Friday, May 31, 201
Individuals sent to prison are not eligible for unemployment, welfare and other benefits, under state rules. And yet, nearly $24 million was given to these very same people, due to “a lack of adequate internal controls,” Comptroller A. Matthew Boxer said in a new report.
Over a 22-month period, inmates received $10.6 million in unemployment checks, $4.2 million in food stamp benefits, and $1.2 million in temporary cash benefits. In addition, more than $7 million in Medicaid payments were sent to managed care organizations, pharmacies, or hospitals and clinics on behalf of prisoners. Criminals convicted of robbery, kidnapping and official misconduct were paid $354,000 in pension checks.

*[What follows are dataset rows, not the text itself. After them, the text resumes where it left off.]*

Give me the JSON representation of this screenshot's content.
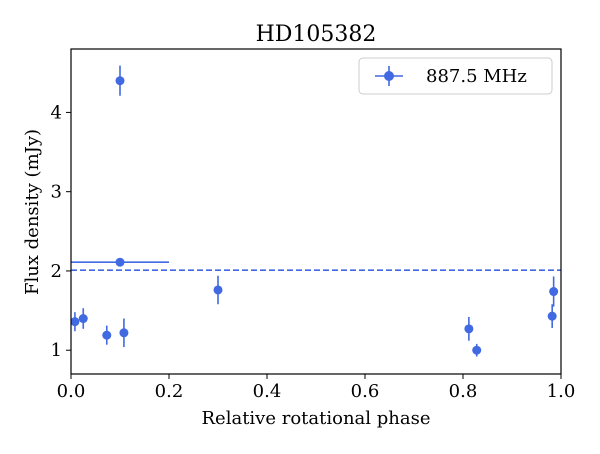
{
  "chart_data": {
    "type": "scatter",
    "title": "HD105382",
    "xlabel": "Relative rotational phase",
    "ylabel": "Flux density (mJy)",
    "xlim": [
      0.0,
      1.0
    ],
    "ylim": [
      0.7,
      4.8
    ],
    "xticks": [
      0.0,
      0.2,
      0.4,
      0.6,
      0.8,
      1.0
    ],
    "xtick_labels": [
      "0.0",
      "0.2",
      "0.4",
      "0.6",
      "0.8",
      "1.0"
    ],
    "yticks": [
      1,
      2,
      3,
      4
    ],
    "ytick_labels": [
      "1",
      "2",
      "3",
      "4"
    ],
    "legend": {
      "position": "top-right",
      "label": "887.5 MHz"
    },
    "color": "#4169e1",
    "series": [
      {
        "name": "887.5 MHz",
        "points": [
          {
            "x": 0.008,
            "y": 1.36,
            "yerr": 0.12
          },
          {
            "x": 0.025,
            "y": 1.4,
            "yerr": 0.13
          },
          {
            "x": 0.073,
            "y": 1.19,
            "yerr": 0.12
          },
          {
            "x": 0.1,
            "y": 4.4,
            "yerr": 0.19
          },
          {
            "x": 0.1,
            "y": 2.11,
            "xerr": 0.1
          },
          {
            "x": 0.108,
            "y": 1.22,
            "yerr": 0.18
          },
          {
            "x": 0.3,
            "y": 1.76,
            "yerr": 0.18
          },
          {
            "x": 0.812,
            "y": 1.27,
            "yerr": 0.15
          },
          {
            "x": 0.828,
            "y": 1.0,
            "yerr": 0.08
          },
          {
            "x": 0.982,
            "y": 1.43,
            "yerr": 0.15
          },
          {
            "x": 0.985,
            "y": 1.74,
            "yerr": 0.19
          }
        ]
      }
    ],
    "reference_line": {
      "y": 2.01,
      "style": "dashed"
    }
  }
}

A total of 20,000 prisoners were the recipients of these benefits.
“Suffice it to say that when thousands of inmates are collecting unemployment checks from behind bars, there is a serious gap in program oversight,” Boxer told The New York Times.
One case involved a man who was jailed for illegal possession of firearms and, three months afterward, began receiving unemployment checks. In another case, a former state employee who had been imprisoned for sexually assaulting a minor was paid more than $37,000 in pension benefits. Nearly $40,000 in jobless pay went to a drug offender.
Thirteen state employees used sick leave to continue receiving their salaries while they sat in prison.
The news was not welcome by Governor Chris Christie, who may seek the Republican nomination for president in 2016.
His office refused to comment on the story, instead referring the media to the state Department of Labor. There an official tried to spin things by pointing out the study began six months before Christie took office.